Specifically, the bank’s model suggested baseline volatility for the S&P would be 13.4 this year. So far, SPX has realized 12.9.
“There were only three significant draw-downs during 2019, and they all were minor in comparison to Feb-2018 and 4Q2018”, the bank notes.
As you may be aware, Goldman’s outlook for the US economy is upbeat versus consensus for 2020. The bank sees just a 20% chance of a recession next year, versus consensus estimates at 33%. That raises the obvious question: What does their macro model say about volatility in the new year?
Well, based on Goldman’s house view for PCE growth, Unemployment, ISM manufacturing new orders, core CPI and core PPI, SPX baseline monthly volatility will be 14.7 on average for 2020, higher than what the model tipped for 2019.
The expected increase comes courtesy of projections for weaker industrial numbers, a shallower drop in the unemployment rate and a larger gap between core CPI and core PPI. As the bank explains, “these three factors boost our modeled volatility expectation by +0.6, +0.4 and +0.4, respectively for a combined increase of about 1.35 points vs the 13.4 estimated a year ago”.
You might notice from the visual that getting to the 14.7 figure assumes considerable improvement in the macro backdrop, something the bank readily acknowledges.
“Using the latest reported economic data, our model estimates baseline monthly SPX volatility should be running at 19.7”, Goldman says, on the way to noting that the majority of the expected five point decline from there to 14.7 is down to the assumption of “significant improvement on the industrial side of the economy”, even as some of those same industrial indicators are also behind the expectation of higher volatility in 2020 versus 2019.
So, what could get us to, say, 20 for 2020? Well, here’s what Goldman has to say about that:
While it is always possible (likely in fact) that global events or technical factors cause a temporary spike in volatility, we have shown that baseline volatility is highly correlated with the strength of underlying economic data.
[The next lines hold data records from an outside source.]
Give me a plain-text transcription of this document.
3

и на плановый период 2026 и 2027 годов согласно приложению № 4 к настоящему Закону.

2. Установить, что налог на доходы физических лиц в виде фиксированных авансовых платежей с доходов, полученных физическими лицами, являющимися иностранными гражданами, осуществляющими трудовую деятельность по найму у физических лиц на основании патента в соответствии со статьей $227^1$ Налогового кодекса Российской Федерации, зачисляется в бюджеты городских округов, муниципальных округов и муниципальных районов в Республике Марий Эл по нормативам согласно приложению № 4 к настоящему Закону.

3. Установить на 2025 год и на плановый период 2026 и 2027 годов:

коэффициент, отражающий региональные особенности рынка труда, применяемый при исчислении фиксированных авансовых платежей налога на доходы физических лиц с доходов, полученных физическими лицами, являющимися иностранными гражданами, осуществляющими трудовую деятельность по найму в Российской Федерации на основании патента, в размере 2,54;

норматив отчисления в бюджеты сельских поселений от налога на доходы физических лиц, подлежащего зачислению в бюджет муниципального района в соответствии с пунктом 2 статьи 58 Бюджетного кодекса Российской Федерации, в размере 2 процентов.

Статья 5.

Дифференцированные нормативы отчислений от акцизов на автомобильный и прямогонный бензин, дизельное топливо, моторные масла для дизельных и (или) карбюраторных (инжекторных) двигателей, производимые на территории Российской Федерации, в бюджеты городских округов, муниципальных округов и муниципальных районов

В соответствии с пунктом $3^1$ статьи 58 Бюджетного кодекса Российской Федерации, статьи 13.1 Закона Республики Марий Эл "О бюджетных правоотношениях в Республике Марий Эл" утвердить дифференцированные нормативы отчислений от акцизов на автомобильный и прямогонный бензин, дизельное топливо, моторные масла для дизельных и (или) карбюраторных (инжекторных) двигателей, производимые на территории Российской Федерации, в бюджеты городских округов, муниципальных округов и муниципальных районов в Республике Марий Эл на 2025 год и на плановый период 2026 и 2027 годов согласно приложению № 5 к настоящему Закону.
Our model suggests volatility would likely rise to 20 if ISM manufacturing new orders dropped to 45 or there was a consistent quarterly contraction of PCE of 1% (-4% annual growth). More moderate combinations of contractions in manufacturing and the consumer could also produce a 20 realized volatility (e.g. ISM new orders at 47 and PCE growth of 0%).
In other words, it is a virtual certainty that vol. will spike here and there in the new year based on “global events” (which in 2020 is just a euphemism for “Donald Trump’s foreign policy”) and “technical factors” (which is a truncated nod to modern market structure which can create vicious, self-feeding loops) but if history is any guide, baseline volatility should remain reasonably subdued unless the econ falls off a cliff.
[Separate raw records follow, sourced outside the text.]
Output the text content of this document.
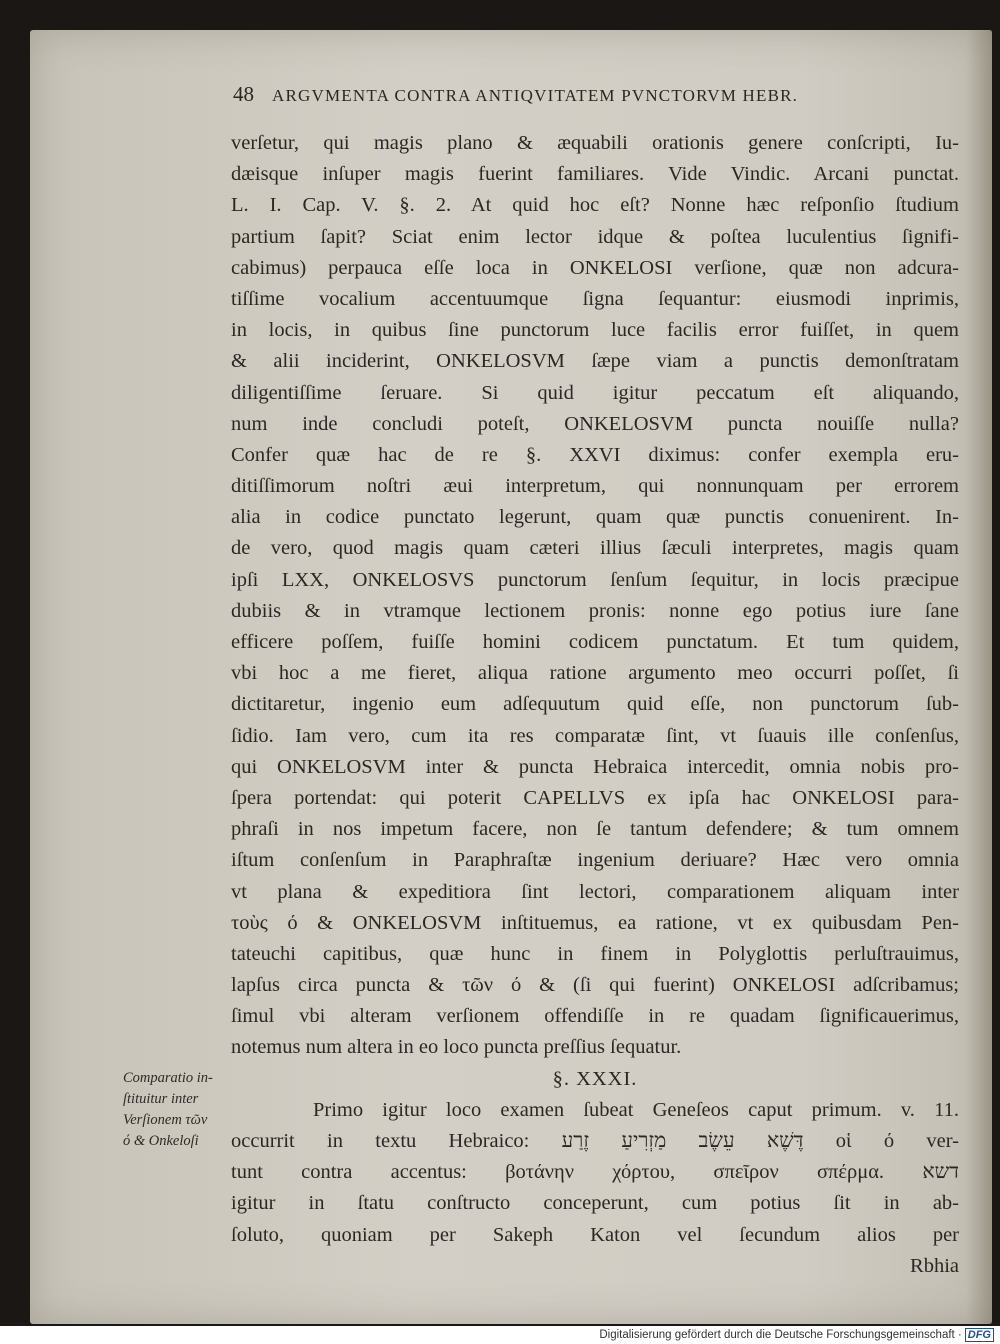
48 ARGVMENTA CONTRA ANTIQVITATEM PVNCTORVM HEBR.
verſetur, qui magis plano & æquabili orationis genere conſcripti, Iu-
dæisque inſuper magis fuerint familiares. Vide Vindic. Arcani punctat.
L. I. Cap. V. §. 2. At quid hoc eſt? Nonne hæc reſponſio ſtudium
partium ſapit? Sciat enim lector idque & poſtea luculentius ſignifi-
cabimus) perpauca eſſe loca in ONKELOSI verſione, quæ non adcura-
tiſſime vocalium accentuumque ſigna ſequantur: eiusmodi inprimis,
in locis, in quibus ſine punctorum luce facilis error fuiſſet, in quem
& alii inciderint, ONKELOSVM ſæpe viam a punctis demonſtratam
diligentiſſime ſeruare. Si quid igitur peccatum eſt aliquando,
num inde concludi poteſt, ONKELOSVM puncta nouiſſe nulla?
Confer quæ hac de re §. XXVI diximus: confer exempla eru-
ditiſſimorum noſtri æui interpretum, qui nonnunquam per errorem
alia in codice punctato legerunt, quam quæ punctis conuenirent. In-
de vero, quod magis quam cæteri illius ſæculi interpretes, magis quam
ipſi LXX, ONKELOSVS punctorum ſenſum ſequitur, in locis præcipue
dubiis & in vtramque lectionem pronis: nonne ego potius iure ſane
efficere poſſem, fuiſſe homini codicem punctatum. Et tum quidem,
vbi hoc a me fieret, aliqua ratione argumento meo occurri poſſet, ſi
dictitaretur, ingenio eum adſequutum quid eſſe, non punctorum ſub-
ſidio. Iam vero, cum ita res comparatæ ſint, vt ſuauis ille conſenſus,
qui ONKELOSVM inter & puncta Hebraica intercedit, omnia nobis pro-
ſpera portendat: qui poterit CAPELLVS ex ipſa hac ONKELOSI para-
phraſi in nos impetum facere, non ſe tantum defendere; & tum omnem
iſtum conſenſum in Paraphraſtæ ingenium deriuare? Hæc vero omnia
vt plana & expeditiora ſint lectori, comparationem aliquam inter
τοὺς ό & ONKELOSVM inſtituemus, ea ratione, vt ex quibusdam Pen-
tateuchi capitibus, quæ hunc in finem in Polyglottis perluſtrauimus,
lapſus circa puncta & τῶν ό & (ſi qui fuerint) ONKELOSI adſcribamus;
ſimul vbi alteram verſionem offendiſſe in re quadam ſignificauerimus,
notemus num altera in eo loco puncta preſſius ſequatur.
§. XXXI.
Primo igitur loco examen ſubeat Geneſeos caput primum. v. 11.
occurrit in textu Hebraico: דֶּשֶׁא עֵשֶׂב מַזְרִיעַ זֶרַע οἱ ό ver-
tunt contra accentus: βοτάνην χόρτου, σπεῖρον σπέρμα. דשא
igitur in ſtatu conſtructo conceperunt, cum potius ſit in ab-
ſoluto, quoniam per Sakeph Katon vel ſecundum alios per
Rbhia
Comparatio in-
ſtituitur inter
Verſionem τῶν
ό & Onkeloſi
Digitalisierung gefördert durch die Deutsche Forschungsgemeinschaft · DFG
On Friday, following the blockbuster November jobs report, it seems far-fetched to suggest that the US economy is anywhere near taking a sudden dive. But remember, it was just four days ago when another sub-50 ISM manufacturing print conspired with a Trump tweet aiming the tariff gun at Brazil and Argentina to deep-six sentiment.
Given the pernicious link between trade uncertainty and the macro data (which was on full display in August, when ISM first fell into contraction and consumer sentiment cratered to a Trump-era nadir following a serious tariff escalation), it’s worth adding a generic caveat that this can all turn on a dime.
Finally, if you’re wondering how that 14.7 estimate for 2020 stacks up to history, it’s below the mean and above the median.